The police came under fire back in 2008 for their indiscriminate use of stop and search powers during the Kingsnorth Camp for Climate Action. They searched everyone entering and leaving the site, both protesters and journalists, and confiscated hundreds of items including tent pegs, toilet rolls and other innocuous items. They were using Section 44 of the Anti-Terrorism Act 2005 which allowed them to stop and search anyone they had reasonable grounds to suspect might be a terrorist. This was recently ruled to be unlawful and a breach of Article 8 of the Universal Declaration of Human Rights (right to privacy).

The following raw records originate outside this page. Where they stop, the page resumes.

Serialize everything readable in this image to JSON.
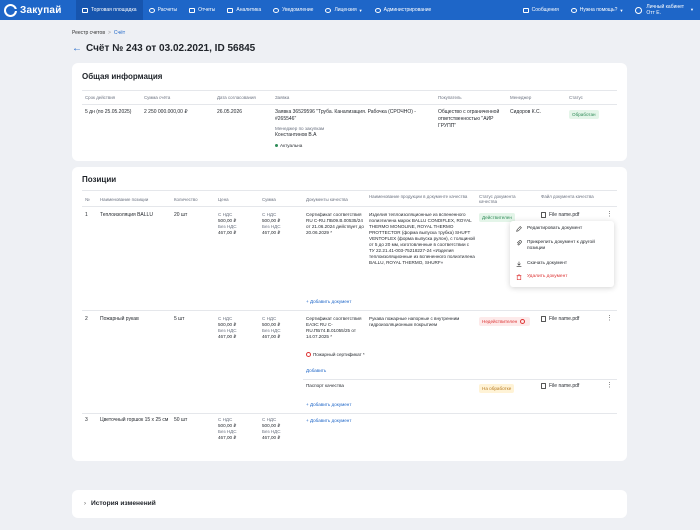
{
  "app": {
    "logo": "Закупай"
  },
  "nav": [
    {
      "label": "Торговая площадка",
      "icon": "shop-icon",
      "active": true
    },
    {
      "label": "Расчеты",
      "icon": "calc-icon"
    },
    {
      "label": "Отчеты",
      "icon": "reports-icon"
    },
    {
      "label": "Аналитика",
      "icon": "analytics-icon"
    },
    {
      "label": "Уведомление",
      "icon": "bell-icon"
    },
    {
      "label": "Лицензия",
      "icon": "license-icon"
    },
    {
      "label": "Администрирование",
      "icon": "admin-icon"
    }
  ],
  "nav_right": {
    "messages": "Сообщения",
    "help": "Нужна помощь?",
    "account_title": "Личный кабинет",
    "account_user": "Отт Е."
  },
  "breadcrumb": {
    "root": "Реестр счетов",
    "current": "Счёт"
  },
  "page_title": "Счёт № 243 от 03.02.2021, ID 56845",
  "general": {
    "title": "Общая информация",
    "headers": {
      "term": "Срок действия",
      "sum": "Сумма счёта",
      "approval_date": "Дата согласования",
      "request": "Заявка",
      "buyer": "Покупатель",
      "manager": "Менеджер",
      "status": "Статус"
    },
    "term": "5 дн (по 25.05.2025)",
    "sum": "2 250 000.000,00 ₽",
    "approval_date": "26.05.2026",
    "request_text": "Заявка 36529596 \"Труба. Канализация. Рабочка (СРОЧНО) - #265546\"",
    "request_manager_label": "Менеджер по закупкам",
    "request_manager": "Константинов В.А",
    "request_state": "Актуальна",
    "buyer": "Общество с ограниченной ответственностью \"АИР ГРУПП\"",
    "manager": "Сидоров К.С.",
    "status": "Обработан"
  },
  "positions": {
    "title": "Позиции",
    "headers": {
      "num": "№",
      "name": "Наименование позиции",
      "qty": "Количество",
      "price": "Цена",
      "sum": "Сумма",
      "docs": "Документы качества",
      "product_name": "Наименование продукции в документе качества",
      "doc_status": "Статус документа качества",
      "file": "Файл документа качества"
    },
    "rows": [
      {
        "num": "1",
        "name": "Теплоизоляция BALLU",
        "qty": "20 шт",
        "price_vat_label": "С НДС",
        "price_vat": "500,00 ₽",
        "price_novat_label": "Без НДС",
        "price_novat": "467,00 ₽",
        "sum_vat_label": "С НДС",
        "sum_vat": "500,00 ₽",
        "sum_novat_label": "Без НДС",
        "sum_novat": "467,00 ₽",
        "doc": "Сертификат соответствия RU С-RU.ПБ09.В.00535/24 от 21.06.2024 действует до 20.06.2029 *",
        "product": "Изделия теплоизоляционные из вспененного полиэтилена марок BALLU CONDIFLEX, ROYAL THERMO MONOLINE, ROYAL THERMO PROTTECTOR (форма выпуска трубка) SHUFT VENTOFLEX (форма выпуска рулон), с толщиной от 5 до 20 мм, изготовленные в соответствии с ТУ 22.21.41-003-75218227-24 «Изделия теплоизоляционные из вспененного полиэтилена BALLU, ROYAL THERMO, SHURF»",
        "status": "Действителен",
        "file": "File name.pdf",
        "add_doc": "Добавить документ"
      },
      {
        "num": "2",
        "name": "Пожарный рукав",
        "qty": "5 шт",
        "price_vat_label": "С НДС",
        "price_vat": "500,00 ₽",
        "price_novat_label": "Без НДС",
        "price_novat": "467,00 ₽",
        "sum_vat_label": "С НДС",
        "sum_vat": "500,00 ₽",
        "sum_novat_label": "Без НДС",
        "sum_novat": "467,00 ₽",
        "doc": "Сертификат соответствия ЕАЭС RU C-RU.ПБ74.В.01055/25 от 14.07.2025 *",
        "product": "Рукава пожарные напорные с внутренним гидроизоляционным покрытием",
        "status": "Недействителен",
        "file": "File name.pdf",
        "warn_doc": "Пожарный сертификат *",
        "warn_add": "Добавить",
        "doc2": "Паспорт качества",
        "status2": "На обработке",
        "file2": "File name.pdf",
        "add_doc": "Добавить документ"
      },
      {
        "num": "3",
        "name": "Цветочный горшок 15 х 25 см",
        "qty": "50 шт",
        "price_vat_label": "С НДС",
        "price_vat": "500,00 ₽",
        "price_novat_label": "Без НДС",
        "price_novat": "467,00 ₽",
        "sum_vat_label": "С НДС",
        "sum_vat": "500,00 ₽",
        "sum_novat_label": "Без НДС",
        "sum_novat": "467,00 ₽",
        "add_doc": "Добавить документ"
      }
    ]
  },
  "context_menu": [
    {
      "label": "Редактировать документ",
      "icon": "pencil-icon"
    },
    {
      "label": "Прикрепить документ к другой позиции",
      "icon": "paperclip-icon"
    },
    {
      "label": "Скачать документ",
      "icon": "download-icon"
    },
    {
      "label": "Удалить документ",
      "icon": "trash-icon",
      "danger": true
    }
  ],
  "history": {
    "title": "История изменений"
  },
  "colors": {
    "brand": "#1e66c8",
    "success": "#2e8b57",
    "danger": "#dd3333",
    "warning": "#b7791f"
  }
}
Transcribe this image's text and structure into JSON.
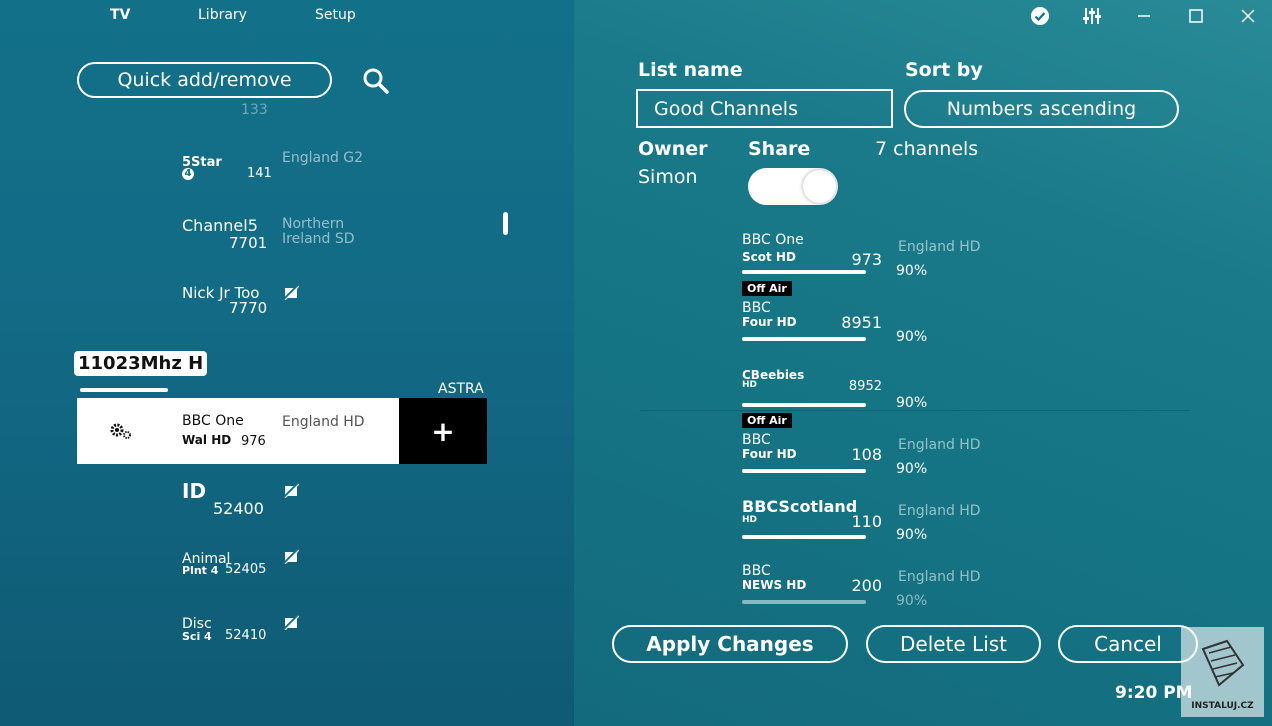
{
  "nav": {
    "tv": "TV",
    "library": "Library",
    "setup": "Setup"
  },
  "quick_add": "Quick add/remove",
  "left_channels": [
    {
      "logo_line1": "5Star",
      "logo_line2": "4",
      "number": "141",
      "region": "England G2"
    },
    {
      "logo_line1": "Channel5",
      "number": "7701",
      "region": "Northern Ireland SD"
    },
    {
      "logo_line1": "Nick Jr Too",
      "number": "7770"
    },
    {
      "logo_line1": "ID",
      "number": "52400"
    },
    {
      "logo_line1": "Animal",
      "logo_line2": "Plnt 4",
      "number": "52405"
    },
    {
      "logo_line1": "Disc",
      "logo_line2": "Sci 4",
      "number": "52410"
    }
  ],
  "top_partial_number": "133",
  "frequency": "11023Mhz H",
  "satellite": "ASTRA",
  "selected_channel": {
    "logo_line1": "BBC One",
    "logo_line2": "Wal HD",
    "number": "976",
    "region": "England HD"
  },
  "plus": "+",
  "right": {
    "list_name_label": "List name",
    "list_name_value": "Good Channels",
    "sort_label": "Sort by",
    "sort_value": "Numbers ascending",
    "owner_label": "Owner",
    "owner_value": "Simon",
    "share_label": "Share",
    "share_on": true,
    "channel_count": "7 channels",
    "channels": [
      {
        "logo1": "BBC One",
        "logo2": "Scot HD",
        "number": "973",
        "region": "England HD",
        "pct": "90%"
      },
      {
        "offair": "Off Air",
        "logo1": "BBC",
        "logo2": "Four HD",
        "number": "8951",
        "pct": "90%"
      },
      {
        "logo1": "CBeebies",
        "logo2": "HD",
        "number": "8952",
        "pct": "90%"
      },
      {
        "offair": "Off Air",
        "logo1": "BBC",
        "logo2": "Four HD",
        "number": "108",
        "region": "England HD",
        "pct": "90%"
      },
      {
        "logo1": "BBCScotland",
        "logo2": "HD",
        "number": "110",
        "region": "England HD",
        "pct": "90%"
      },
      {
        "logo1": "BBC",
        "logo2": "NEWS HD",
        "number": "200",
        "region": "England HD",
        "pct": "90%"
      }
    ]
  },
  "buttons": {
    "apply": "Apply Changes",
    "delete": "Delete List",
    "cancel": "Cancel"
  },
  "clock": "9:20 PM",
  "corner_logo_text": "INSTALUJ.CZ",
  "icons": [
    "check-circle-icon",
    "equalizer-icon",
    "minimize-icon",
    "maximize-icon",
    "close-icon",
    "search-icon",
    "gear-icon",
    "no-signal-icon"
  ]
}
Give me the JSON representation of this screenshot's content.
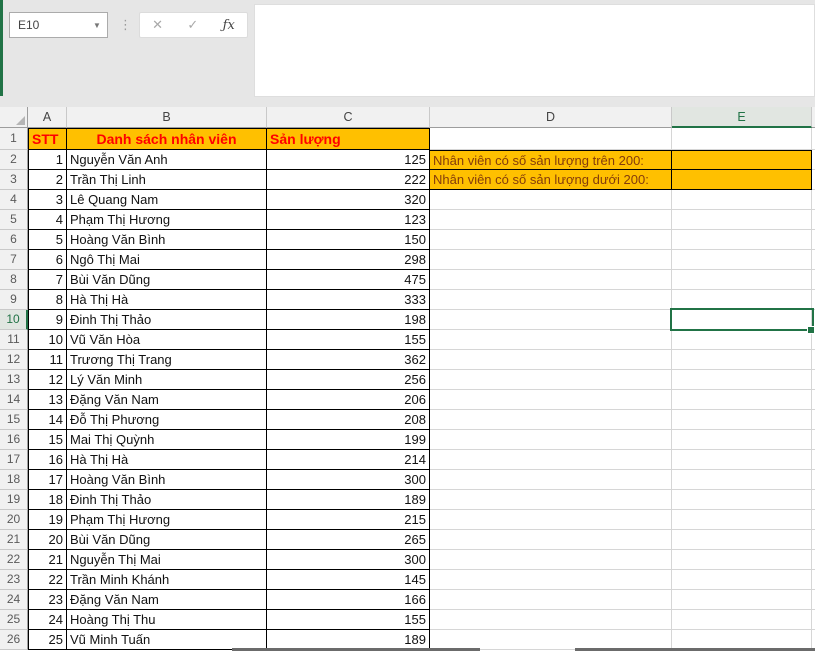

This, however, has not deterred them. They simply moved on to another in their arsenal of stop and search powers, including Section 1 of the Police and Criminal Evidence Act, Section 60 of the Criminal Justice Act and most recently Section 50 of the Police Reform Act. This last piece of legislation is their current favourite as it has one major difference to the others; unlike s.1 PACE and s.60 CJA, if you refuse to give your details they have the power to arrest you.
I have come up against this particular law twice in recent weeks. Once when I was at a protest at the Lib Dem constituency office in Oxford where I was approached by a FIT officer and told “intelligence has identified you as being part of an anti-social event on a previous day” and asked for my details. I argued and the officer eventually let it go. Then again when I was filming a protest at a Barclays in Oxford. Afterwards I was grabbed by two police officers, marched to a third officer and told that filming the protest was “anti-social behavior” and they would therefore be taking my details, if I refused I was told I would be arrested. There have been many other instances of people being stopped under s.50 at the recent student fees protests. This is exactly the same situation as with s.44 & s.43 of the AT Act, the police using a law brought in for a ‘justifiable’ reason to collect intelligence on and intimidate protesters.
The police are succeeding in criminalising protest, silencing dissent and stopping freedom of the press. The IPCC are not enough to control the police. As with the banks, self-regulation when rule-breaking is the norm simply does not work. There needs to be proper public accountability.